Synopsis

In this work, we designed and manufacture a 12-channel body birdcage degenerate transmit array coil. After determining the size of the coil, the trace thickness for each of the conductors and the location of the capacitors, an EM solver is used to find the equivalent circuit model of the coil. The capacitor values are tuned by solving the circuit model and recalculating the EM model iteratively. After reaching the minimum total reflection of 14%, we constructed the 12-channel body degenerate birdcage transmit array coil. The strongest coupling was observed between adjacent channels measuring as -15.7 dB.

Introduction

Although use of the transmit array (TxArray) technology is widely tested for ultra-high field system, we believe it can be very useful for the 1.5T scanners as well. For example, it was shown earlier that the heating due to the elongated metallic structures in the body such as the leads of the active implantable medical devices can be reduced when this technology is used¹. On the other hand, designing a TxArray coil is much more difficult than designing a conventional coil due to the coupling between its channels. Hence, having an equivalent circuit, which can accurately model the electrical performance of the TxArray coil loaded with a sample, might be useful in the design process.

Different studies attempted to model TxArray coils under the assumption that the coupling between the non-adjacent channels is negligible^2-4, however, for an array coil with a large number of channels, the coupling between non-adjacent channels becomes significant. In addition, the loss in the coil elements need to be quantified in order to accurately estimate the capacitor values for such coil.

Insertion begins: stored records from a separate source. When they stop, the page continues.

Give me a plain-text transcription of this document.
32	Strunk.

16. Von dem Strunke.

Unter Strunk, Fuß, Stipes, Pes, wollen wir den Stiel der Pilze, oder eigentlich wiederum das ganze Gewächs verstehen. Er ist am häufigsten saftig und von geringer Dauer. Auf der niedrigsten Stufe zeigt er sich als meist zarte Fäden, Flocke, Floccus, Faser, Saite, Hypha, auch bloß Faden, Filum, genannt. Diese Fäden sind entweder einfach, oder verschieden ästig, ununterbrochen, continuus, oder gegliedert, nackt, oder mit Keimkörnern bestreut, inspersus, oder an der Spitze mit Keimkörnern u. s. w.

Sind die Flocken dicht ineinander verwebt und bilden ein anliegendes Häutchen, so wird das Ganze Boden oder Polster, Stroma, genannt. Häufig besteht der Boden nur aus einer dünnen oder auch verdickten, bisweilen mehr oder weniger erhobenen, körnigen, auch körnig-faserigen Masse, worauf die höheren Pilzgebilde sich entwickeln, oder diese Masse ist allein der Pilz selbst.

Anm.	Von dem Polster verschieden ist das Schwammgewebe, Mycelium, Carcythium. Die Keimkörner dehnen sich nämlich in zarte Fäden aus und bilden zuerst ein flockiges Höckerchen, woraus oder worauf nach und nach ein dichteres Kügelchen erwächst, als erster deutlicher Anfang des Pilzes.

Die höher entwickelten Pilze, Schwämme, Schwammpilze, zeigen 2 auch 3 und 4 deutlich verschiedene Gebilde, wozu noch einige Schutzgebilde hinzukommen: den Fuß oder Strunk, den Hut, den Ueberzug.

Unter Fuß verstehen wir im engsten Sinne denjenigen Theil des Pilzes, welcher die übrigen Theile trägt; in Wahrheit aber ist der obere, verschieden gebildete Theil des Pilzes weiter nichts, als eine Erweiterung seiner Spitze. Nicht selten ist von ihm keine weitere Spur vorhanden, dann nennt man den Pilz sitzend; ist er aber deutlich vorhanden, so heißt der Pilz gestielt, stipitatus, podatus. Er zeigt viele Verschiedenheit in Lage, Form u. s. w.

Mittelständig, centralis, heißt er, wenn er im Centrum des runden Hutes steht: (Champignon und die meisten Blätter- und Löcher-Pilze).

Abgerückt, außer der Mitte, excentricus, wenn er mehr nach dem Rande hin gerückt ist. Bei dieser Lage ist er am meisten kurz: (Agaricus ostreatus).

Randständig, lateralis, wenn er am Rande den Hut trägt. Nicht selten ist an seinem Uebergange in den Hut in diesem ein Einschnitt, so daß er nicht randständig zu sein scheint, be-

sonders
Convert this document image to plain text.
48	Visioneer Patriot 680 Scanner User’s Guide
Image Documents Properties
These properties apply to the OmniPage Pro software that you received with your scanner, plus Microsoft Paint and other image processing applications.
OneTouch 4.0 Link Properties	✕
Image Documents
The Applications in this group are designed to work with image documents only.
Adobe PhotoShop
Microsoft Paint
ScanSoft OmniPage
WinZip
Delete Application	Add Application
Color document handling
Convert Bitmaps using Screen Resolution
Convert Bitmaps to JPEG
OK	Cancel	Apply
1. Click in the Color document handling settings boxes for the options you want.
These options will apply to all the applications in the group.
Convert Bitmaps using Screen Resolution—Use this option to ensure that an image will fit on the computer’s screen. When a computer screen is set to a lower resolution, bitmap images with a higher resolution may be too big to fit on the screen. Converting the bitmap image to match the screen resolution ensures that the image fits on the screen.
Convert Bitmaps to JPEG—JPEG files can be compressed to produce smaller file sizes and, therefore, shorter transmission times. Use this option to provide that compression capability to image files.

In this study, we modified the equivalent circuit model of a conventional birdcage coil⁵ for multi-element array coils by considering all of the self/mutual-inductors as magnetic coupling and self/mutual resistors as electric coupling. We introduced an iterative method to determine value of model parameters. Using the calculated values of the capacitors, we constructed a shielded 12-channel degenerate birdcage body transmit array coil.

Methods

Fig. 1 shows the general structure and the equivalent circuit model of a shielded degenerate birdcage TxArray coil. In the proposed model, the effects of all self/mutual-inductors and self/mutual-resistors originating from the coil, its shield, and subject (a cylindrical object with uniform conductivity and dielectric constant) are considered. The current on an element of the coil can induce the eddy currents on the subject. These eddy currents can induce electromotive force on other elements of the coil. This effect can be modeled as a mutual-resistor⁵.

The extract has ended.